Знакомые силуэты по-прежнему были видны за зеркальными стеклами.
Утром, во время доклада секретаря, перед императрицей объявился граф Воронцов. Екатерина сказалась удивленной. Безбородко, дабы еще более выявить показавшееся необходимым императрице удивление, подтвердил, что появление графа в Саари-сойс неожиданность.
— Однако,— сказал он, — неожиданность сия весьма кстати, так как никто иной лучше, чем граф Воронцов, не сможет дать объяснение о ценах на говядину в Москве и Питербурхе и их зависимости от вывоза говядины через российские порты.
Вперед выступил граф.
— Ваше величество,— сказал он,— Коммерц-коллегия взяла за правило ограничивать вывоз хлеба и мяса через упомянутые вами порты, как только цена на них возрастает на рынках обеих российских столиц.

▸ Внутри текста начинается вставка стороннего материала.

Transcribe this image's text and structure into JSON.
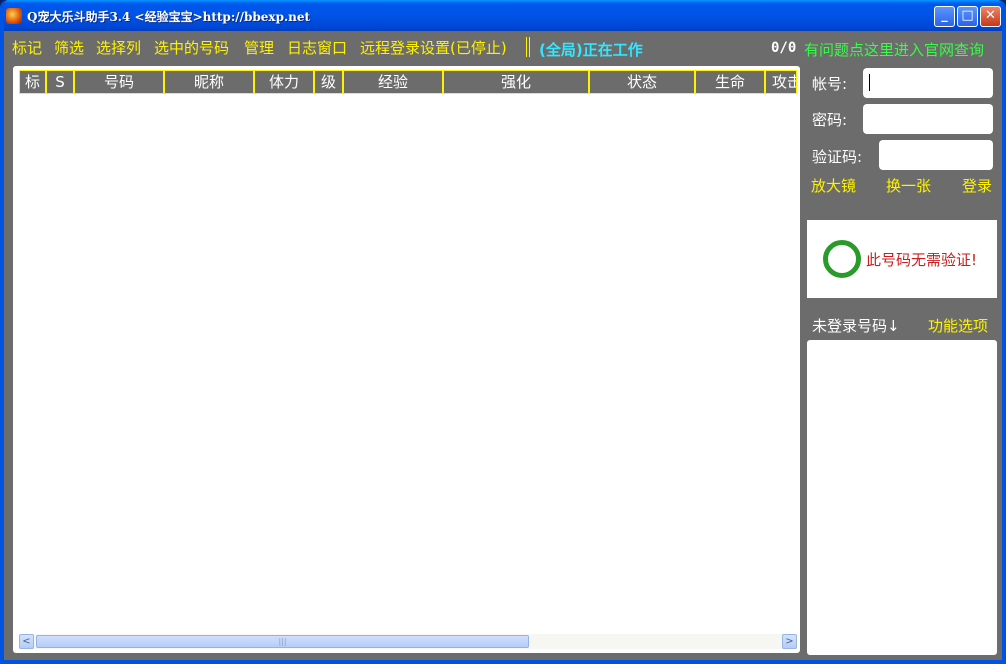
{
  "window": {
    "title": "Q宠大乐斗助手3.4 <经验宝宝>http://bbexp.net",
    "minimize_symbol": "_",
    "maximize_symbol": "□",
    "close_symbol": "✕"
  },
  "menu": {
    "items": [
      "标记",
      "筛选",
      "选择列",
      "选中的号码",
      "管理",
      "日志窗口",
      "远程登录设置(已停止)"
    ],
    "status": "(全局)正在工作",
    "counter": "0/0",
    "help_link": "有问题点这里进入官网查询"
  },
  "table": {
    "columns": [
      "标",
      "S",
      "号码",
      "昵称",
      "体力",
      "级",
      "经验",
      "强化",
      "状态",
      "生命",
      "攻击"
    ],
    "rows": [],
    "scrollbar": {
      "left_arrow": "<",
      "right_arrow": ">",
      "grip": "|||"
    }
  },
  "login": {
    "account_label": "帐号:",
    "account_value": "",
    "password_label": "密码:",
    "password_value": "",
    "captcha_label": "验证码:",
    "captcha_value": "",
    "magnifier_link": "放大镜",
    "refresh_link": "换一张",
    "login_link": "登录"
  },
  "captcha": {
    "message": "此号码无需验证!"
  },
  "unlogged": {
    "label": "未登录号码↓",
    "options_link": "功能选项",
    "items": []
  },
  "colors": {
    "menu_text": "#fff200",
    "status_text": "#33e6ff",
    "help_link": "#33ff44",
    "background": "#6c6c6c",
    "captcha_ok_ring": "#2a9a2a",
    "captcha_message": "#c81e1e"
  },
  "icons": {
    "app": "app-icon",
    "captcha_ok": "check-ring-icon"
  }
}
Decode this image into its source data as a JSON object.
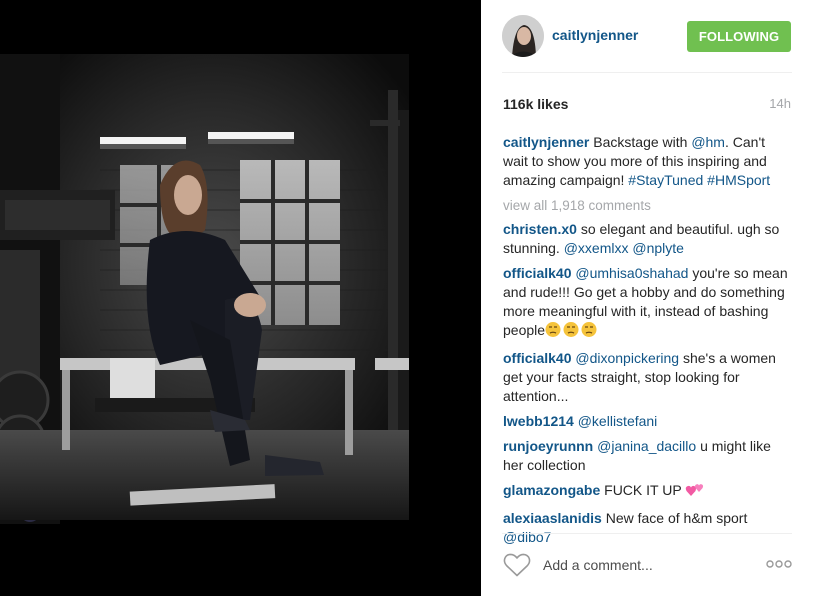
{
  "post": {
    "username": "caitlynjenner",
    "follow_label": "FOLLOWING",
    "likes": "116k likes",
    "time_ago": "14h"
  },
  "caption": {
    "user": "caitlynjenner",
    "t1": " Backstage with ",
    "mention": "@hm",
    "t2": ". Can't wait to show you more of this inspiring and amazing campaign! ",
    "tag1": "#StayTuned",
    "t3": " ",
    "tag2": "#HMSport"
  },
  "view_all": "view all 1,918 comments",
  "comments": [
    {
      "user": "christen.x0",
      "text": " so elegant and beautiful. ugh so stunning. ",
      "mention": "@xxemlxx",
      "mention2": "@nplyte",
      "sep": " "
    },
    {
      "user": "officialk40",
      "mention": "@umhisa0shahad",
      "text": " you're so mean and rude!!! Go get a hobby and do something more meaningful with it, instead of bashing people"
    },
    {
      "user": "officialk40",
      "mention": "@dixonpickering",
      "text": " she's a women get your facts straight, stop looking for attention..."
    },
    {
      "user": "lwebb1214",
      "mention": "@kellistefani"
    },
    {
      "user": "runjoeyrunnn",
      "mention": "@janina_dacillo",
      "text": " u might like her collection"
    },
    {
      "user": "glamazongabe",
      "text": " FUCK IT UP "
    },
    {
      "user": "alexiaaslanidis",
      "text": " New face of h&m sport ",
      "mention": "@dibo7"
    }
  ],
  "footer": {
    "comment_placeholder": "Add a comment...",
    "more_label": "ooo"
  },
  "icons": {
    "avatar": "avatar",
    "like": "heart-icon",
    "more": "more-options-icon",
    "emoji_unamused": "unamused-face-emoji",
    "emoji_hearts": "two-hearts-emoji"
  },
  "colors": {
    "link": "#125688",
    "follow_button": "#70c050",
    "muted": "#a5a7aa"
  }
}
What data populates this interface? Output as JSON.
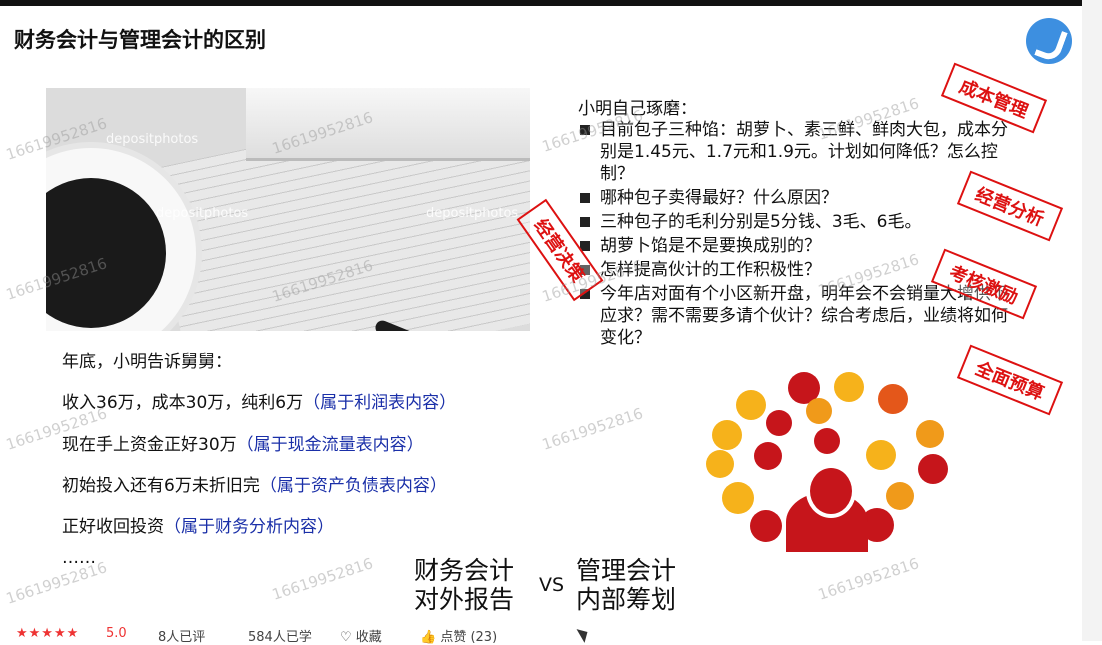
{
  "title": "财务会计与管理会计的区别",
  "photo_watermark": "depositphotos",
  "left": {
    "intro": "年底，小明告诉舅舅：",
    "lines": [
      {
        "text": "收入36万，成本30万，纯利6万",
        "note": "（属于利润表内容）"
      },
      {
        "text": "现在手上资金正好30万",
        "note": "（属于现金流量表内容）"
      },
      {
        "text": "初始投入还有6万未折旧完",
        "note": "（属于资产负债表内容）"
      },
      {
        "text": "正好收回投资",
        "note": "（属于财务分析内容）"
      }
    ],
    "ellipsis": "……"
  },
  "right": {
    "title": "小明自己琢磨：",
    "points": [
      "目前包子三种馅：胡萝卜、素三鲜、鲜肉大包，成本分别是1.45元、1.7元和1.9元。计划如何降低？怎么控制？",
      "哪种包子卖得最好？什么原因？",
      "三种包子的毛利分别是5分钱、3毛、6毛。",
      "胡萝卜馅是不是要换成别的？",
      "怎样提高伙计的工作积极性？",
      "今年店对面有个小区新开盘，明年会不会销量大增供不应求？需不需要多请个伙计？综合考虑后，业绩将如何变化？"
    ]
  },
  "stamps": {
    "cost": "成本管理",
    "operation": "经营分析",
    "assessment": "考核激励",
    "budget": "全面预算",
    "decision": "经营决策"
  },
  "compare": {
    "left_top": "财务会计",
    "left_bottom": "对外报告",
    "vs": "VS",
    "right_top": "管理会计",
    "right_bottom": "内部筹划"
  },
  "watermark": "16619952816",
  "footer": {
    "stars": "★★★★★",
    "rating": "5.0",
    "rated": "8人已评",
    "learned": "584人已学",
    "collect": "收藏",
    "like": "点赞 (23)"
  },
  "colors": {
    "stamp": "#dd1111",
    "note": "#1a2fa8",
    "accent": "#c6151b",
    "logo": "#3d8fe0"
  }
}
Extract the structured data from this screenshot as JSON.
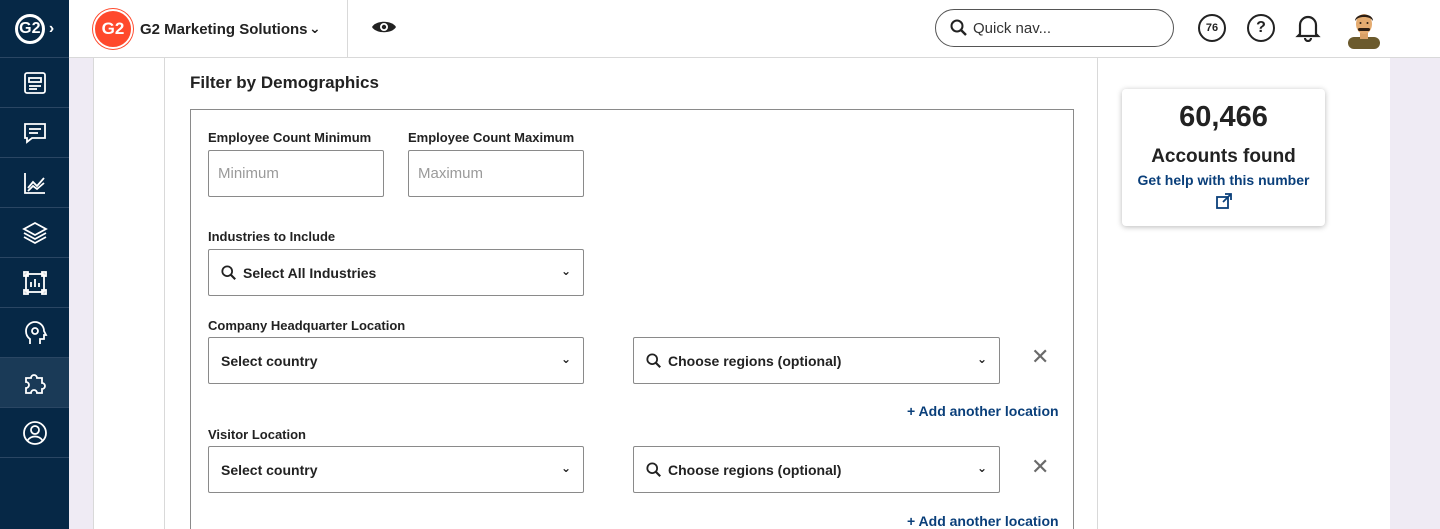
{
  "sidebar": {
    "logo": "G2",
    "items": [
      {
        "icon": "dashboard-icon"
      },
      {
        "icon": "chat-icon"
      },
      {
        "icon": "chart-icon"
      },
      {
        "icon": "layers-icon"
      },
      {
        "icon": "report-icon"
      },
      {
        "icon": "head-icon"
      },
      {
        "icon": "puzzle-icon",
        "active": true
      },
      {
        "icon": "user-circle-icon"
      }
    ]
  },
  "topbar": {
    "brand_logo": "G2",
    "brand_name": "G2 Marketing Solutions",
    "brand_chevron": "⌄",
    "quick_nav_placeholder": "Quick nav...",
    "score_badge": "76",
    "help": "?"
  },
  "filter": {
    "title": "Filter by Demographics",
    "employee_min_label": "Employee Count Minimum",
    "employee_min_placeholder": "Minimum",
    "employee_max_label": "Employee Count Maximum",
    "employee_max_placeholder": "Maximum",
    "industries_label": "Industries to Include",
    "industries_select": "Select All Industries",
    "hq_label": "Company Headquarter Location",
    "hq_country": "Select country",
    "hq_regions": "Choose regions (optional)",
    "hq_add": "+ Add another location",
    "visitor_label": "Visitor Location",
    "visitor_country": "Select country",
    "visitor_regions": "Choose regions (optional)",
    "visitor_add": "+ Add another location",
    "remove_symbol": "✕",
    "caret": "⌄"
  },
  "results": {
    "count": "60,466",
    "label": "Accounts found",
    "help_link": "Get help with this number"
  },
  "colors": {
    "sidebar": "#062846",
    "brand": "#ff492c",
    "link": "#0a3f7a",
    "page_bg": "#efebf4"
  }
}
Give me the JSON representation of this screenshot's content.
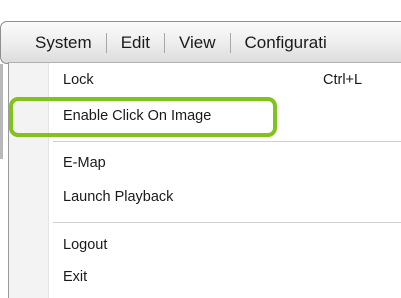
{
  "menubar": {
    "items": [
      {
        "label": "System"
      },
      {
        "label": "Edit"
      },
      {
        "label": "View"
      },
      {
        "label": "Configurati"
      }
    ]
  },
  "dropdown": {
    "items": [
      {
        "label": "Lock",
        "shortcut": "Ctrl+L"
      },
      {
        "label": "Enable Click On Image"
      },
      {
        "label": "E-Map"
      },
      {
        "label": "Launch Playback"
      },
      {
        "label": "Logout"
      },
      {
        "label": "Exit"
      }
    ]
  },
  "highlight_color": "#82c21d"
}
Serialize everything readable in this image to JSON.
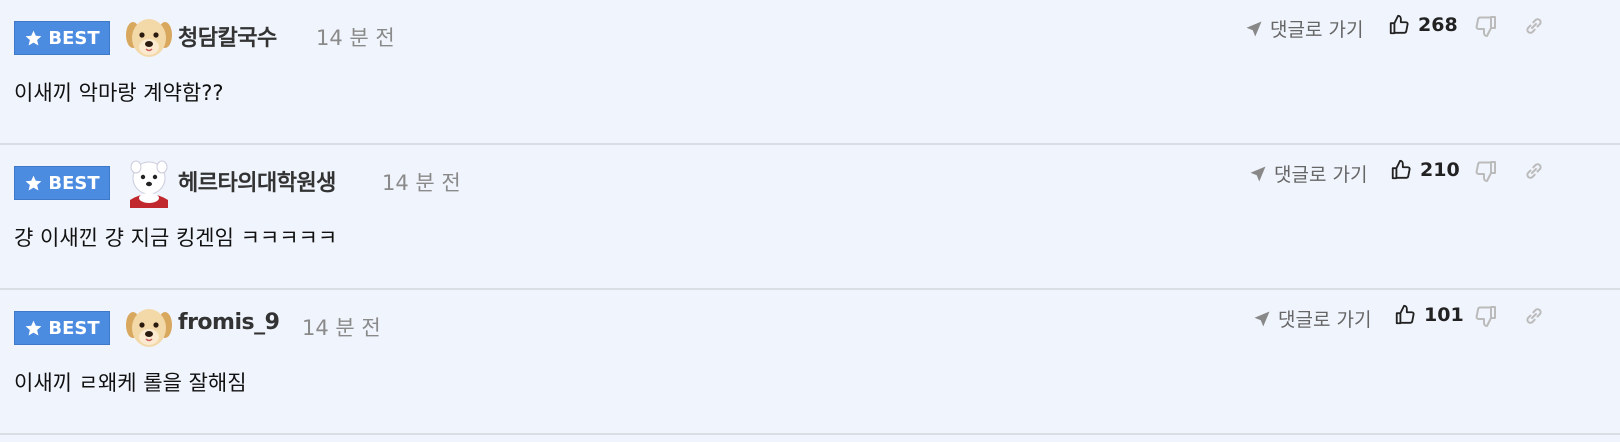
{
  "badge_label": "BEST",
  "goto_label": "댓글로 가기",
  "colors": {
    "badge_bg": "#4b8be0",
    "background": "#f0f4fc",
    "divider": "#d9dde4",
    "meta_text": "#8a8a8a"
  },
  "comments": [
    {
      "author": "청담칼국수",
      "avatar": "puppy-avatar",
      "time": "14 분 전",
      "text": "이새끼 악마랑 계약함??",
      "likes": "268"
    },
    {
      "author": "헤르타의대학원생",
      "avatar": "white-dog-avatar",
      "time": "14 분 전",
      "text": "걍 이새낀 걍 지금 킹겐임 ㅋㅋㅋㅋㅋ",
      "likes": "210"
    },
    {
      "author": "fromis_9",
      "avatar": "puppy-avatar",
      "time": "14 분 전",
      "text": "이새끼 ㄹ왜케 롤을 잘해짐",
      "likes": "101"
    }
  ]
}
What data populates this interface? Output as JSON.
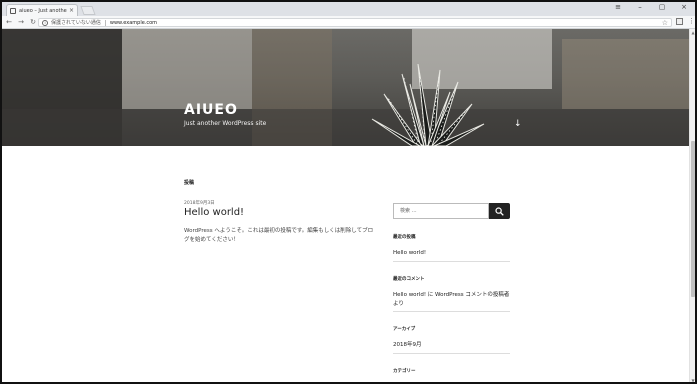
{
  "browser": {
    "tab_title": "aiueo – Just another Wo",
    "tab_close": "×",
    "window_controls": [
      "≡",
      "–",
      "▢",
      "×"
    ],
    "nav": {
      "back": "←",
      "forward": "→",
      "reload": "↻"
    },
    "security_label": "保護されていない通信",
    "url": "www.example.com",
    "star": "☆",
    "menu": "⋮"
  },
  "site": {
    "title": "AIUEO",
    "tagline": "Just another WordPress site",
    "scroll_arrow": "↓"
  },
  "main": {
    "page_label": "投稿",
    "post": {
      "date": "2018年9月3日",
      "title": "Hello world!",
      "body": "WordPress へようこそ。これは最初の投稿です。編集もしくは削除してブログを始めてください！"
    }
  },
  "sidebar": {
    "search_placeholder": "検索 …",
    "widgets": {
      "recent_posts_title": "最近の投稿",
      "recent_post_link": "Hello world!",
      "recent_comments_title": "最近のコメント",
      "recent_comment_text": "Hello world! に WordPress コメントの投稿者 より",
      "archives_title": "アーカイブ",
      "archive_link": "2018年9月",
      "categories_title": "カテゴリー"
    }
  },
  "colors": {
    "chrome_bg": "#dee1e6",
    "text": "#222222",
    "search_button": "#222222",
    "hero_text": "#ffffff"
  }
}
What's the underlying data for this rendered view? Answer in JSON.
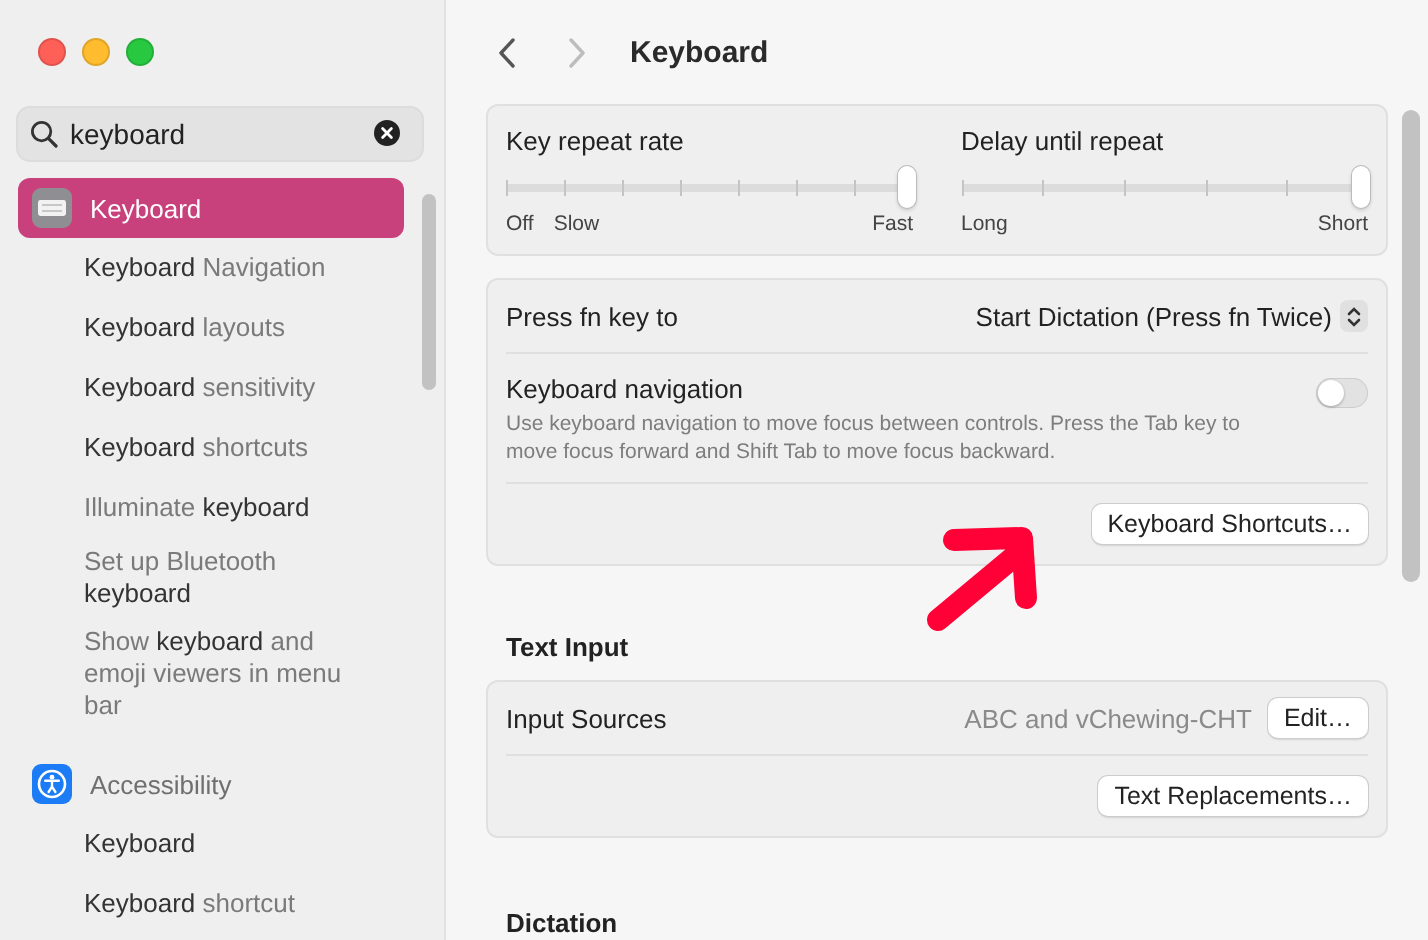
{
  "search": {
    "value": "keyboard"
  },
  "sidebar": {
    "sections": [
      {
        "label": "Keyboard",
        "selected": true,
        "children": [
          {
            "label": "**Keyboard** Navigation",
            "selected": false
          },
          {
            "label": "**Keyboard** layouts",
            "selected": false
          },
          {
            "label": "**Keyboard** sensitivity",
            "selected": false
          },
          {
            "label": "**Keyboard** shortcuts",
            "selected": false
          },
          {
            "label": "Illuminate **keyboard**",
            "selected": false
          },
          {
            "label": "Set up Bluetooth **keyboard**",
            "selected": false
          },
          {
            "label": "Show **keyboard** and emoji viewers in menu bar",
            "selected": false
          }
        ]
      },
      {
        "label": "Accessibility",
        "selected": false,
        "children": [
          {
            "label": "**Keyboard**",
            "selected": false
          },
          {
            "label": "**Keyboard** shortcut",
            "selected": false
          }
        ]
      }
    ]
  },
  "toolbar": {
    "title": "Keyboard",
    "back": {
      "disabled": false
    },
    "forward": {
      "disabled": true
    }
  },
  "sliders": [
    {
      "label": "Key repeat rate",
      "level": 1,
      "marks": [
        "Off",
        "Slow",
        "Fast"
      ]
    },
    {
      "label": "Delay until repeat",
      "level": 1,
      "marks": [
        "Long",
        "Short"
      ]
    }
  ],
  "keyboard_card": {
    "fn_row": {
      "label": "Press fn key to",
      "value": "Start Dictation (Press fn Twice)"
    },
    "navigation": {
      "label": "Keyboard navigation",
      "description": "Use keyboard navigation to move focus between controls. Press the Tab key to move focus forward and Shift Tab to move focus backward.",
      "on": false
    },
    "button": "Keyboard Shortcuts…"
  },
  "text_input": {
    "heading": "Text Input",
    "label": "Input Sources",
    "value": "ABC and vChewing-CHT",
    "edit_button": "Edit…",
    "replacements_button": "Text Replacements…"
  },
  "dictation": {
    "heading": "Dictation"
  }
}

Это правило мы сделали обязательным, так как известна непомерная алчность некоторых людей, занимающихся торговым промыслом.
Один из присутствующих на аудиенции высоких придворных, недовольно покашливая, сказал:
— Любезный Александр Романович, позвольте...
Императрица оборотила к говорившему заинтересованное лицо. На губах самодержицы цвела приветливая улыбка. И хотя близкий вельможа знал, что улыбка царицы не всегда выражает ее подлинные чувства, он все же продолжал свою речь:
— Люди, занимающиеся торговым промыслом, истинные патриоты державы, любящие Россию.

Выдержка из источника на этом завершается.